Танки так и не явились, но однажды, когда слабые лучи пробились сквозь облака, вечно висевшие над городом, императрица Печали проехала по улице Ваци на белом слоне. Ее окружали придворные — одни в плащах из белой лисы, другие в шутовских нарядах из белых лоскутков, третьи — по большей части, незамужние женщины — в прозрачных вуалях, сквозь которые можно было увидеть кожу без единого волоска. Глаза слона были подведены хной, она же пятнала его ноги. В хоботе слон нес серебряный колокольчик, и его звон был единственным звуком, пока процессия двигалась к Данубе и пересекала Мост Эржебет.

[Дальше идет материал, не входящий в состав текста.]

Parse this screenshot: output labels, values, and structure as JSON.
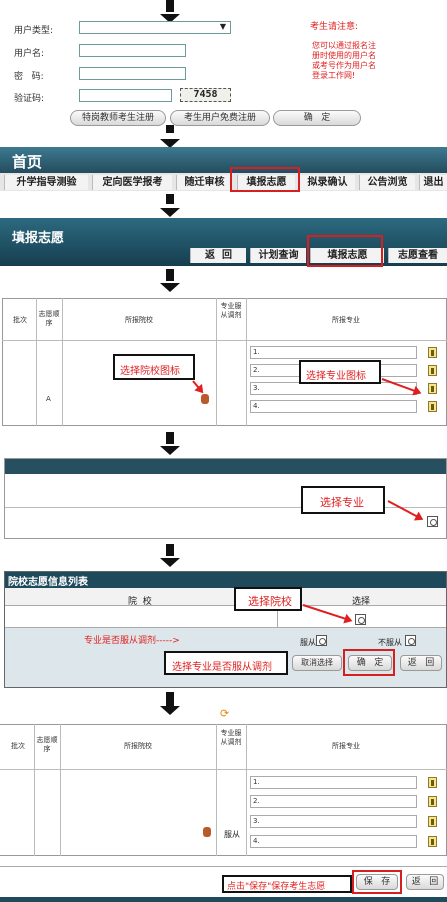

Толпы людей пришли поприветствовать императрицу: студенты, размахивавшие белыми крокусами, гиацинтами и нарциссами, матери, державшие детей за руки, не давая им хлопать, когда мимо проходил слон, монахини в пепельно-серых одеяниях. Я посмотрел на одну из стоявших впереди фигур, и узнал ее по плечам — в последнее время они стали уже, но, как и прежде, горбились.

Я подошел к ней и прошептал:

— Илона.

Она обернулась. На ней был капюшон, и я не видел ее лица — только губы — слишком крепко сжатые для ямочек.

— Петр, — сказала она голосом, звуки которого коснулись моих ушей подобно падающему снегу. — Мы сделали то, что нужно.

Она прикоснулась к моей щеке пальцами. Я вздрогнул, словно меня ударило током.

* * *

Путешественники пытались описать город Печаль. Одни говорили, что это место, вводящее в полное замешательство — с вершинами, поднимающимися к звездам, которых не увидеть ни из одной обсерватории. Другие называли этот город обителью красоты, где ветра, играющие меж высоких зданий, рождают музыку небесных сфер. Третьи считали его местом смерти и говорили, что с высоты очертания Печали напоминают череп.